3.2.4. BNC Production

BNC production and yield were estimated for the different fermentation times. Figure 6a shows that the yield increases until approximately day 15, after which time it remains constant. This agrees with that indicated by some authors who observed better results in an average of 15 days [81,96]. Likewise, Figure 6b shows that the production rate is highest at 11 days and decreases after. A limitation of this study is that the fermentation kinetics for the production of CNB has not been determined.

3.2.5. Fourier Transform Infrared (FTIR)

The BNC samples obtained from the fermentation were purified with NaOH (3M), and the effect of treatment time was observed by FTIR. Figure 7 shows the FTIR profiles of BNC using BLE (70%) at different treatment times with NaOH. The spectra obtained showed typical BNC bands, which are the broad peak located in the region of 3200–3400 cm⁻¹ [44,106,107], which corresponds to stretching vibrations of cellulose OH groups, while the peak around 2900 cm⁻¹ is related to C-H stretching [71,79]. The peak at 1634 cm⁻¹ is attributed to the OH bending of adsorbed water [44,71,106,107]. The peaks that appeared between 1055–1049 cm⁻¹ correspond to C-O stretching at C3; C-C stretching; and C-O stretching at C6 [71,108]. The band at 896 cm⁻¹ is attributed to C-O-C stretching at β (1,4) glycosidic.
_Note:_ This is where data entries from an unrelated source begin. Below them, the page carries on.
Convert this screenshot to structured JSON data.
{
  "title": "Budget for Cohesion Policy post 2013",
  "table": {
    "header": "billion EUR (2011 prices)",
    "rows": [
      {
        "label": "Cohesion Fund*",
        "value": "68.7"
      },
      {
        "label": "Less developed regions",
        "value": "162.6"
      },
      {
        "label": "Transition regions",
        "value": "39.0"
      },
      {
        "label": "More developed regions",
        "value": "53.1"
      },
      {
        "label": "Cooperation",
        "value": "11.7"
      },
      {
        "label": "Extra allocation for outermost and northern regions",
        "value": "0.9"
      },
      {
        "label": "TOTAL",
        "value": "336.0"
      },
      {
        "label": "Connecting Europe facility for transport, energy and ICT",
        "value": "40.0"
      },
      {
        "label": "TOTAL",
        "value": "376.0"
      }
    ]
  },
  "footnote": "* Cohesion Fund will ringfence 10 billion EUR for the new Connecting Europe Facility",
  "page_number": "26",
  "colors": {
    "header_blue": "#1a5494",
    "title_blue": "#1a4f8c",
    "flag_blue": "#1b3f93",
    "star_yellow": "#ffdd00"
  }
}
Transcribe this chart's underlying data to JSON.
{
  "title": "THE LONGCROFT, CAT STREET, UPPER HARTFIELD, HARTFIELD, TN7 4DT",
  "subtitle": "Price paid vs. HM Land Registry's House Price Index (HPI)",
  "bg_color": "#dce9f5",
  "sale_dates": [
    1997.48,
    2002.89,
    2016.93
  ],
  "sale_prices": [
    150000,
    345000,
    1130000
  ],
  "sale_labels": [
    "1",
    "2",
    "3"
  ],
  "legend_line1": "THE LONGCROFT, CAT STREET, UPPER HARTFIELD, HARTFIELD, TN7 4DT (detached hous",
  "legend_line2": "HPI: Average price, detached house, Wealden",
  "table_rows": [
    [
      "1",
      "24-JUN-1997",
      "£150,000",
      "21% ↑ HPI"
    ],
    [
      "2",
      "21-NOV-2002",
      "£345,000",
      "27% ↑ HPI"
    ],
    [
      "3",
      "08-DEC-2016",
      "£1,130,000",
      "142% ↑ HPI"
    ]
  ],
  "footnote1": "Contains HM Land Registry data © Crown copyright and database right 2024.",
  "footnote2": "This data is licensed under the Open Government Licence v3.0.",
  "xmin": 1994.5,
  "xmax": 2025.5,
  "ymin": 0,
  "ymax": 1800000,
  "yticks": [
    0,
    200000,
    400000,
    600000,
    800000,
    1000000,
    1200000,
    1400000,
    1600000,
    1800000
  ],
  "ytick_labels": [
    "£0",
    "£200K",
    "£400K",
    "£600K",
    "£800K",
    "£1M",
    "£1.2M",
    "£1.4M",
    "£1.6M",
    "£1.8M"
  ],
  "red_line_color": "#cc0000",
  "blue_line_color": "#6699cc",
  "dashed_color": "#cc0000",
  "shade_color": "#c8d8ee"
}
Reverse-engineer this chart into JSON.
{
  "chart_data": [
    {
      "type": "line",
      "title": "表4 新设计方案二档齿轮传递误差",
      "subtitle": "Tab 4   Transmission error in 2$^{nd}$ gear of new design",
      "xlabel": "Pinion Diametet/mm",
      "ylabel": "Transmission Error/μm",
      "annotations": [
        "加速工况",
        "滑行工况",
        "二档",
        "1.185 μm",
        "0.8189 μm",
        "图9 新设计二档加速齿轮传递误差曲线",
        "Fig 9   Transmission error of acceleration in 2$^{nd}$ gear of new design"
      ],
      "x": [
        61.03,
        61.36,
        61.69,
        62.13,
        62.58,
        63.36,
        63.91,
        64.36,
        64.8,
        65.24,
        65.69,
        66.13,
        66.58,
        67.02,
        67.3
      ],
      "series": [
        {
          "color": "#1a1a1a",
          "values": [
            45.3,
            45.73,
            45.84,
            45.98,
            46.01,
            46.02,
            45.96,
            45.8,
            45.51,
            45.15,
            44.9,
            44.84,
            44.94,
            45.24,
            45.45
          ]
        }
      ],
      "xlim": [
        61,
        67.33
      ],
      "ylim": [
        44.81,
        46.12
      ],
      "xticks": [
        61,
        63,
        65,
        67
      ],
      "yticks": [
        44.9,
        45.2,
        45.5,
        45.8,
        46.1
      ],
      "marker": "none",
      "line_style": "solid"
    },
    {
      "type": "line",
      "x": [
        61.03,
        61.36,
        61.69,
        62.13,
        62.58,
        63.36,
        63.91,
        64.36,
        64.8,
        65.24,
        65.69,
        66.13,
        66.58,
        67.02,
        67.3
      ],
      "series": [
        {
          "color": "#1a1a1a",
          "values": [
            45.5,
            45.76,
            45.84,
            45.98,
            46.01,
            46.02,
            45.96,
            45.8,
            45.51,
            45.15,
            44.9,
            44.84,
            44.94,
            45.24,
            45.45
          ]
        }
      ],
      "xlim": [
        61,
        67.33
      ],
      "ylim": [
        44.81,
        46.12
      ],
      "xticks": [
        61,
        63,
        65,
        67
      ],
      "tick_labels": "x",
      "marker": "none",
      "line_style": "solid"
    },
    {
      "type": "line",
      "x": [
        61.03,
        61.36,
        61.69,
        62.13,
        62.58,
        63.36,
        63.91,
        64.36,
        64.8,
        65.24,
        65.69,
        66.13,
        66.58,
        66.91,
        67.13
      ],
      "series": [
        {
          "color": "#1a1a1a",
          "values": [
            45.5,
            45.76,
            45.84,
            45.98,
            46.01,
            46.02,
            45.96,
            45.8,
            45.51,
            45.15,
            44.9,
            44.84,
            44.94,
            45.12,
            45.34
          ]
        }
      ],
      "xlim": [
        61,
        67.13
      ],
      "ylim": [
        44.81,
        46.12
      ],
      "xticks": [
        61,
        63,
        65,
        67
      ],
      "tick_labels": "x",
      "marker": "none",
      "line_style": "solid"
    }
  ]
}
Finally, the peak at 658 cm⁻¹ is observed from C-OH bonding out of plane vibrations [44,71,79,107]. The spectra with treatment times of 1.5 and 2 h show defined peaks corresponding to the cellulose I profile.
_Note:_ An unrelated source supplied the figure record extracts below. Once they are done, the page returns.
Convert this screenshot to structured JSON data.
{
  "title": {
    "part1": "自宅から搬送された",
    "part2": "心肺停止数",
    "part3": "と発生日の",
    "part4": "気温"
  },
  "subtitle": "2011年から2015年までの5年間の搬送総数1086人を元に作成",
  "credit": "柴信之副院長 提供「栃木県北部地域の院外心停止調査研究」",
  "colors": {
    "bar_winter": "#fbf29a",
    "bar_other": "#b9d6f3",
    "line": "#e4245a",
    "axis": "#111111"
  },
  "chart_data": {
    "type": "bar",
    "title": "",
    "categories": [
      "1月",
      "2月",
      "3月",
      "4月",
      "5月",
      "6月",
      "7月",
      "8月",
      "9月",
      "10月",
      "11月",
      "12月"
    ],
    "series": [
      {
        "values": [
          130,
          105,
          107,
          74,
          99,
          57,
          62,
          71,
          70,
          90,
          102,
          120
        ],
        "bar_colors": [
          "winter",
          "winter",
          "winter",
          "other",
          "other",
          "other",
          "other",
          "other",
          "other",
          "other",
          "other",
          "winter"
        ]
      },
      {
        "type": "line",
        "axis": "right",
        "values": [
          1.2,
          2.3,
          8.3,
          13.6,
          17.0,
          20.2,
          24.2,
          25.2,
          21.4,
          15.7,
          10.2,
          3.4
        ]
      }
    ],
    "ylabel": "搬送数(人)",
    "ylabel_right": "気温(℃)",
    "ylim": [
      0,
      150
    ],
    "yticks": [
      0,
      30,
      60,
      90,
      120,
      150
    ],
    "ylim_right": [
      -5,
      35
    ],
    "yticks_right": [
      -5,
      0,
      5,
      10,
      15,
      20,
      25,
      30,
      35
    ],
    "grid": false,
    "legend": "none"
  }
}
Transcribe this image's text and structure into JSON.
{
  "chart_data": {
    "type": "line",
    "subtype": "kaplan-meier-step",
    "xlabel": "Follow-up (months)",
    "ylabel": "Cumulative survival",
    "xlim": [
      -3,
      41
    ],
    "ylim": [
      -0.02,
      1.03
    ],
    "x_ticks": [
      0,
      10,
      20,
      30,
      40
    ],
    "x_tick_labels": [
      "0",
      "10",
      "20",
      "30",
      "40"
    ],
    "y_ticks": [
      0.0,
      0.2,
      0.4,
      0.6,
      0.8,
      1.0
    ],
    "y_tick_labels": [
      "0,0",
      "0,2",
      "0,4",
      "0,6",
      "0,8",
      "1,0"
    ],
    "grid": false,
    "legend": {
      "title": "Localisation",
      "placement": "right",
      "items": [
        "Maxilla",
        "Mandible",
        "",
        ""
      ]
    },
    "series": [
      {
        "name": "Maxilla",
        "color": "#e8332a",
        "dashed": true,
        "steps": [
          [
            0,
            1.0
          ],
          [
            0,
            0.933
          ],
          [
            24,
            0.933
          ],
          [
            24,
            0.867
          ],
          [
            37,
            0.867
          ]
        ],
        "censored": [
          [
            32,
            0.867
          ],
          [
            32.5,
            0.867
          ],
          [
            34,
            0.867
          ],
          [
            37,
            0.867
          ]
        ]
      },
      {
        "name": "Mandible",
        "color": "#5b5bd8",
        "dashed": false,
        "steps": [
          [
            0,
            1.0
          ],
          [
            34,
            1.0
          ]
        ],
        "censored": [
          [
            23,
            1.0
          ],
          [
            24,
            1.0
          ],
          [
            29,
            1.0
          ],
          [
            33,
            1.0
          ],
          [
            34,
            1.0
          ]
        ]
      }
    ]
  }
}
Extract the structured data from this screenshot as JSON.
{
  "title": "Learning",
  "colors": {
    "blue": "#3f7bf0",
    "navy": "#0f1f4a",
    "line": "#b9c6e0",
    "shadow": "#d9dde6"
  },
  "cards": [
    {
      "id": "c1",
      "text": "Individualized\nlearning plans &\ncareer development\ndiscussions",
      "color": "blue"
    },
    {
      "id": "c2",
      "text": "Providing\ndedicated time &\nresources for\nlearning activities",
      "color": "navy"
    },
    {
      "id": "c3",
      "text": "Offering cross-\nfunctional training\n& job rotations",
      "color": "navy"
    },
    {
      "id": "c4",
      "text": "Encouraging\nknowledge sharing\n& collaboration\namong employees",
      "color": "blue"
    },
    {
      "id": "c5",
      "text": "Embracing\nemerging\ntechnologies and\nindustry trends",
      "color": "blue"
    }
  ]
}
3.2.6. Thermogravimetric Analysis (TGA)

TGA was performed on the BNC sample treated with NaOH (3M) for two hours. In Figure 8, it is observed in the TGA spectrum that the BNC film loses mass around 100 °C. This could be due to the evaporation of the moisture present in the sample [71,106,107]. The pyrolysis of biosynthesized BNC in a medium with BLE (70% v/v) presents the highest peak at 343.78 °C; this result is within the reported by different studies [71,107,109]. It is estimated that BNC starts at a higher temperature range (340–360 °C), associated with the complete degradation of BNCs, including depolymerization, dehydration, and decomposition of glucose [108].

3.2.7. X-ray Diffraction (XRD)

The diffractogram of BNC obtained from BLE (70% v/v) and purified with NaOH (3M) for 2 h is presented in Figure 9. In this sense, Santos et al. [109] indicate that the diffractogram of BNC has two dominant diffraction peaks, one between 14° and 15°, and another between 22° and 24°. Each of the peaks presents the two crystalline phases in cellulose, Iα, and Iβ.
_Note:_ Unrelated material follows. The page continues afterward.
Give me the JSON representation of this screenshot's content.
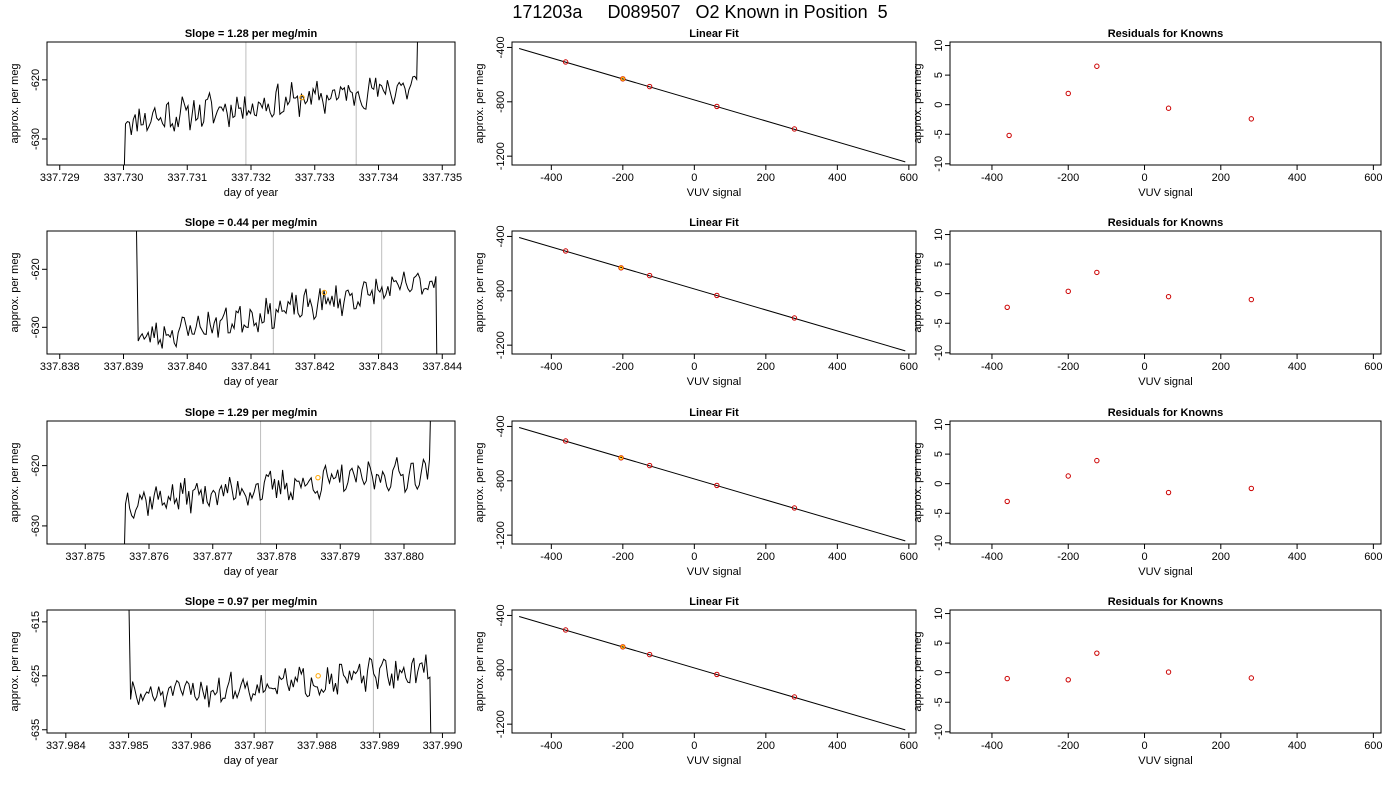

In Figure 9, it is observed that the XRD curve presents some characteristic peaks of crystalline cellulose I at 2 θ: 14.5°, 16.5°, 22.5°, and 34.5°. These results are in agreement with various studies [107,108,109].

4. Conclusions

Some feedstock factors can affect the yield of a bio-based production process. Testing these yields through predictive modeling can help in the development of sustainable biorefineries. In this sense, banana leaves are potential sources of reducing sugars that can be used in bio-based processes with a biorefinery approach. However, to implement this, it is necessary to know how storage time, feedstock source location, and physical characteristics relate to the process yield. It has been determined that banana leaf yield decreases by approximately 28.82% to 64.32% during storage times of three to five days. The linear model relating these factors to reducing sugar yield has an adjusted R² of 0.7507. Previous research on banana leaf valorization had not considered these aspects of importance for industrial scale-up.

Furthermore, it has been shown that BNC films can be successfully obtained using banana extract as a carbon source and SCOBY as a starter culture. The pH change of the medium, the weight, and the thickness of BNC were evaluated. Yield (0.031 g BNC/g fermentation medium) and production rate (0.11 g L⁻¹h⁻¹) were also calculated. In addition, the physicochemical properties of BNC were analyzed by FTIR, XRD, and TGA, demonstrating the presence of Nanocellulose.

This approach based on the use of leaf extract to obtain bio-based compounds could contribute to the development of more sustainable processes and boost the creation of new value chains based on the concept of circular bioeconomy.